One of the first things I learned about David Schnaufer when I started my research was that the dulcimer was not his first instrument; the jaw harp and the harmonica were two instruments he began playing as a child. David's childhood buddy John taught me a lot about harmonicas when I interviewed him; it was so fascinating that I included portions of our interview in Pluck in which John explains much of what the dulcimer and the harmonica have in common. It seems as if David was just as passionate about the harmonica when he was young as he would be later when he discovered the dulcimer.
I found this image of a Hohner C harmonica, the first model that David played, according to his buddy John. I don't know if David's first harmonica looked exactly like this one, but it was a Hohner. David had family and cultural ties to Germany, and so did his harmonica. I learned that David carried a case full of his jaw harps, but I never found out what happened to his first harmonica. If someone out there knows, please share the story in a comment below.

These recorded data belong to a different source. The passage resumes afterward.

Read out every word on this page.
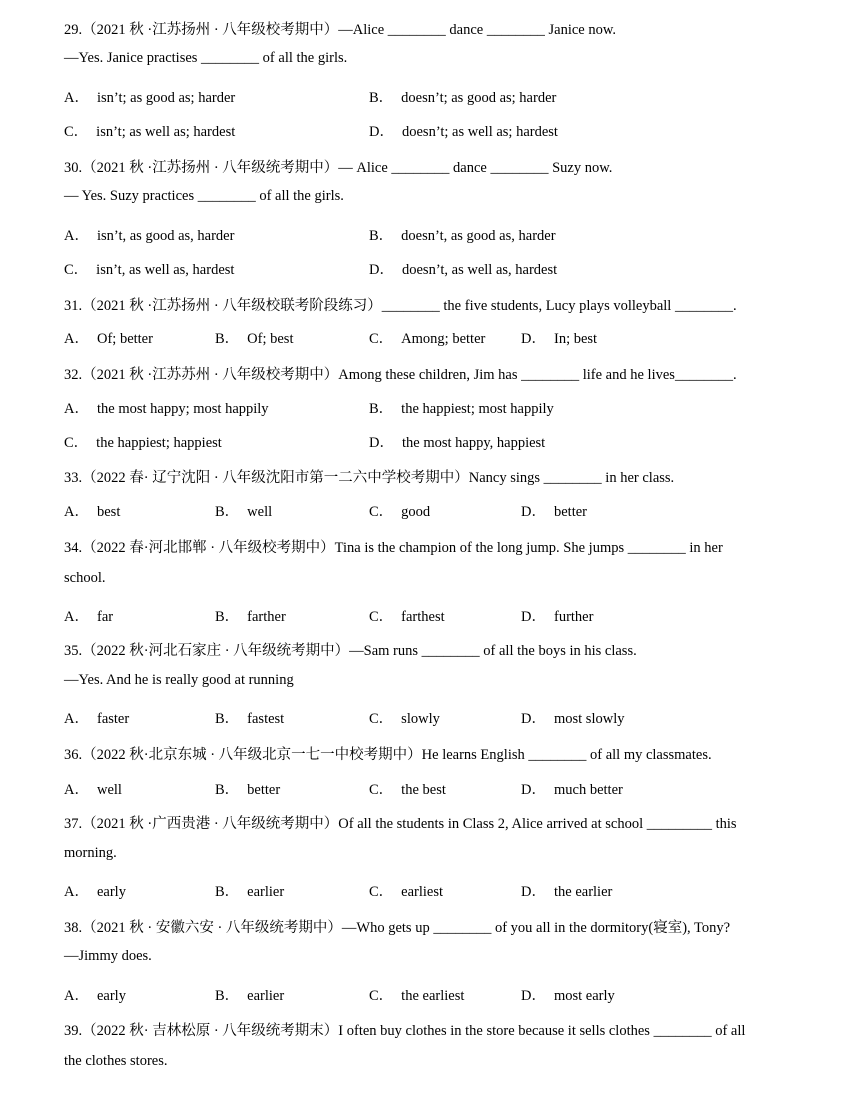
29.（2021 秋 ·江苏扬州 · 八年级校考期中）—Alice ________ dance ________ Janice now.
—Yes. Janice practises ________ of all the girls.
A． isn’t; as good as; harder	B． doesn’t; as good as; harder
C． isn’t; as well as; hardest	D． doesn’t; as well as; hardest
30.（2021 秋 ·江苏扬州 · 八年级统考期中）— Alice ________ dance ________ Suzy now.
— Yes. Suzy practices ________ of all the girls.
A． isn’t, as good as, harder	B． doesn’t, as good as, harder
C． isn’t, as well as, hardest	D． doesn’t, as well as, hardest
31.（2021 秋 ·江苏扬州 · 八年级校联考阶段练习）________ the five students, Lucy plays volleyball ________.
A． Of; better	B． Of; best	C． Among; better D． In; best
32.（2021 秋 ·江苏苏州 · 八年级校考期中）Among these children, Jim has ________ life and he lives________.
A． the most happy; most happily	B． the happiest; most happily
C． the happiest; happiest	D． the most happy, happiest
33.（2022 春· 辽宁沈阳 · 八年级沈阳市第一二六中学校考期中）Nancy sings ________ in her class.
A． best	B． well	C． good	D． better
34.（2022 春·河北邯郸 · 八年级校考期中）Tina is the champion of the long jump. She jumps ________ in her
school.
A． far	B． farther	C． farthest	D． further
35.（2022 秋·河北石家庄 · 八年级统考期中）—Sam runs ________ of all the boys in his class.
—Yes. And he is really good at running
A． faster	B． fastest	C． slowly	D． most slowly
36.（2022 秋·北京东城 · 八年级北京一七一中校考期中）He learns English ________ of all my classmates.
A． well	B． better	C． the best	D． much better
37.（2021 秋 ·广西贵港 · 八年级统考期中）Of all the students in Class 2, Alice arrived at school _________ this
morning.
A． early	B． earlier	C． earliest	D． the earlier
38.（2021 秋 · 安徽六安 · 八年级统考期中）—Who gets up ________ of you all in the dormitory(寝室), Tony?
—Jimmy does.
A． early	B． earlier	C． the earliest	D． most early
39.（2022 秋· 吉林松原 · 八年级统考期末）I often buy clothes in the store because it sells clothes ________ of all
the clothes stores.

During the early research for Pluck, I learned about the great Sam Hinton--himself a virtuoso--of the harmonica. Like the dulcimer, the harmonica is a diatonic instrument and a gateway to our musical heritage through traditional songs.Take a peek at this first video of a series of Sam's tutorials on harmonicas and their music. Sam passed away in 2009, but thank goodness his tutorials are preserved on the internet. Who knows? Some young boy or girl might also learn the harmonica as he or she begins a personal journey as a music maker. Wouldn't the world be a much better place if everyone were to become music makers?